McQuiston, Jennifer. Diary of an Accidental Wallflower. New York: Avon Books, 2015.
Mass Market Paperback | $7.99 USD | ISBN-13: 978-0062335012 | 370 pages | Victorian Romance
As of late, I haven’t felt particularly excited for recent historical romance releases, and while there are many from the last year that I have to catch up on and there will be some in the coming months that have me excited, the state of the subgenre with the shortage of releases from go-to authors has been feeling a little stale at this present moment. This led to me seek out an author I had once tried when she debuted, only to inexplicably not pick up another book from her: Jennifer McQuiston. And Diary of an Accidental Wallflower seemed to fit my requirements, as I wanted a hero who was different from the deluge of rakish aristocrats, and was even getting tired of the “relatable” bluestocking heroines, particularly when paired with the former.
And I found myself enjoying this book and cursing myself for not picking it up when it first came out, particularly for the adorable hero, Daniel. While he does have one or two less flattering moments, I love his devotion to his work and how he is confident in who he is and his standing, even when others — even the heroine at first — look down on him. It’s so awesome to see a hero actually doing something with his life rather than wasting his life away.
I had some slight concern as to how Clare might be handled, as she could easily come off as unlikable. And to some, she might be. But I feel like, while she’s cold and snobbish at the beginning, this is very much a story of her growth: finding out the truth about who she is and who her true friends are. And I think it’s unfortunate that in cases where the roles are reversed, and we have ass of a duke (for an example) with a wallflower, people are much more forgiving when he reaches his epiphany (and usually not until the end of the book). With Clare, her transformation felt natural and I could feel her feelings change as she started to fall for Daniel and had the desire to fight to be with him.
The supporting cast is lovely, and I love how it reinforces this idea of family and togetherness, regardless of blood ties and any other domestic difficulties faced over time is conveyed.

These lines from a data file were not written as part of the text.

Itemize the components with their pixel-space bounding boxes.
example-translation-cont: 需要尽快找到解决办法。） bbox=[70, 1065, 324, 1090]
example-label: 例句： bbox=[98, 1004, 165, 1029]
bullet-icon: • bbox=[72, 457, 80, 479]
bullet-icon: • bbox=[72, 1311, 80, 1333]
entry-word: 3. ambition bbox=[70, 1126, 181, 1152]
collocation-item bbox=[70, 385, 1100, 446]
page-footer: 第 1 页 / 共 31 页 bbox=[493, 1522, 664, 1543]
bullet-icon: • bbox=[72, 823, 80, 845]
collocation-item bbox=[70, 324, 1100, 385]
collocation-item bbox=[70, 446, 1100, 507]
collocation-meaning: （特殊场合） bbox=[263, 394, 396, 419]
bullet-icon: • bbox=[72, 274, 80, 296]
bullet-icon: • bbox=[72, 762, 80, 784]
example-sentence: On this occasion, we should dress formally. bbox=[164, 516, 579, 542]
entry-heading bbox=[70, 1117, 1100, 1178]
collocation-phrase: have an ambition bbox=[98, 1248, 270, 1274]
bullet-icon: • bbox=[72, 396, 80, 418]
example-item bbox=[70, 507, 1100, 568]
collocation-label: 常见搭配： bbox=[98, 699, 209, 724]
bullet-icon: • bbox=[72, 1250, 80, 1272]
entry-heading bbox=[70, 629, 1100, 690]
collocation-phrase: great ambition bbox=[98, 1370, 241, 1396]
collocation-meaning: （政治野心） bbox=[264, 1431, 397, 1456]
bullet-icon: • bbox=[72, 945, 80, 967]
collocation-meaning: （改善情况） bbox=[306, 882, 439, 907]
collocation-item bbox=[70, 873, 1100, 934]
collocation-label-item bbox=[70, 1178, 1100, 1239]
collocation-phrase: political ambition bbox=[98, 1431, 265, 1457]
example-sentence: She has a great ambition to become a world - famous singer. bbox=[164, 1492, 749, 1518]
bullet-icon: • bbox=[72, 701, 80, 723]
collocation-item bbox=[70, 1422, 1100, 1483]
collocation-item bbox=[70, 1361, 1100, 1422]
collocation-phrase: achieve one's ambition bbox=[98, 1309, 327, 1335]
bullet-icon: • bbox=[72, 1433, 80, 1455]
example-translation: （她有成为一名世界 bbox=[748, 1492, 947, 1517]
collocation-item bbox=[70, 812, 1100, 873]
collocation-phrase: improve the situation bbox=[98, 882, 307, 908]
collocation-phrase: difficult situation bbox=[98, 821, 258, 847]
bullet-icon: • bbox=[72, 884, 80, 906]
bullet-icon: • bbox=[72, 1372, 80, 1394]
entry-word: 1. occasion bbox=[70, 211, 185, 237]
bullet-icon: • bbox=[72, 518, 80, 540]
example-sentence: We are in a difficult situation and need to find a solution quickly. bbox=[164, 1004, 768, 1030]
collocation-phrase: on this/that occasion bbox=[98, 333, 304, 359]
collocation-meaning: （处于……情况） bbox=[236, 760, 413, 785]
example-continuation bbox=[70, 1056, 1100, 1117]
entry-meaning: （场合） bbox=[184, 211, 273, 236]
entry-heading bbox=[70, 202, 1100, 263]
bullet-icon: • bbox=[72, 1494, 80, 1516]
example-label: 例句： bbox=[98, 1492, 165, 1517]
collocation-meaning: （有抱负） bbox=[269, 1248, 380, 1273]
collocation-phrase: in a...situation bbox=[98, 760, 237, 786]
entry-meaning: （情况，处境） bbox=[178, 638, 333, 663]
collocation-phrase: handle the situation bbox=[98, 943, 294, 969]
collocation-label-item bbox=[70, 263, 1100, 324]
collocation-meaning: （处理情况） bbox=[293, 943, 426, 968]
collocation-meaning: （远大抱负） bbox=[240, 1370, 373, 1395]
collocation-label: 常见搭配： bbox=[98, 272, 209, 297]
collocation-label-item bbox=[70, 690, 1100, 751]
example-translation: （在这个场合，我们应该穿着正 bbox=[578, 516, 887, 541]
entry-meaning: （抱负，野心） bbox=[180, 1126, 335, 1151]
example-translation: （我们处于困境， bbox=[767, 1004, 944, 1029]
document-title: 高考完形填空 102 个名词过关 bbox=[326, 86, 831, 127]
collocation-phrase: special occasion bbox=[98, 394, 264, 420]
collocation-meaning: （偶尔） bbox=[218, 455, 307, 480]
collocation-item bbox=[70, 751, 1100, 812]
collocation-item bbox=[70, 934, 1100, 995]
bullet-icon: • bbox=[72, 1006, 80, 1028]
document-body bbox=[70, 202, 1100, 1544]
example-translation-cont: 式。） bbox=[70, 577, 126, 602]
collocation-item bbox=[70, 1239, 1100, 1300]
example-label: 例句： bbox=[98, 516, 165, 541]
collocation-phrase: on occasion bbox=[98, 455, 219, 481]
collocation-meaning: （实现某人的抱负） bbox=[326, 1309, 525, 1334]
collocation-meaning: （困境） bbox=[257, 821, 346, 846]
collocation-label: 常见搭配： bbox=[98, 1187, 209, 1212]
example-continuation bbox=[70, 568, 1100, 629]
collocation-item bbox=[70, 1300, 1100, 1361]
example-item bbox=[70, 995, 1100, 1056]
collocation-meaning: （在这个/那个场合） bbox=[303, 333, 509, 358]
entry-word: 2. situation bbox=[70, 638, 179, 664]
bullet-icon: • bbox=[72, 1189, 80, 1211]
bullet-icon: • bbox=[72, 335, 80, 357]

I was particularly drawn to the connection between Clare and her long-lost relative, and think it’s a shame that the author is currently not writing, as I would love to see his story, much more so than either of the Westmore siblings, especially the brother, as his portrayal here and a sneak peek at the blurb suggests it’s yet another wastrel aristocrat story.
This was a sweet and unexpected historical romance, of a type I wish we saw more of. And I would recommend it to any other historical romance lover who missed it, especially if you love working heroes or stories focusing on the heroine’s journey.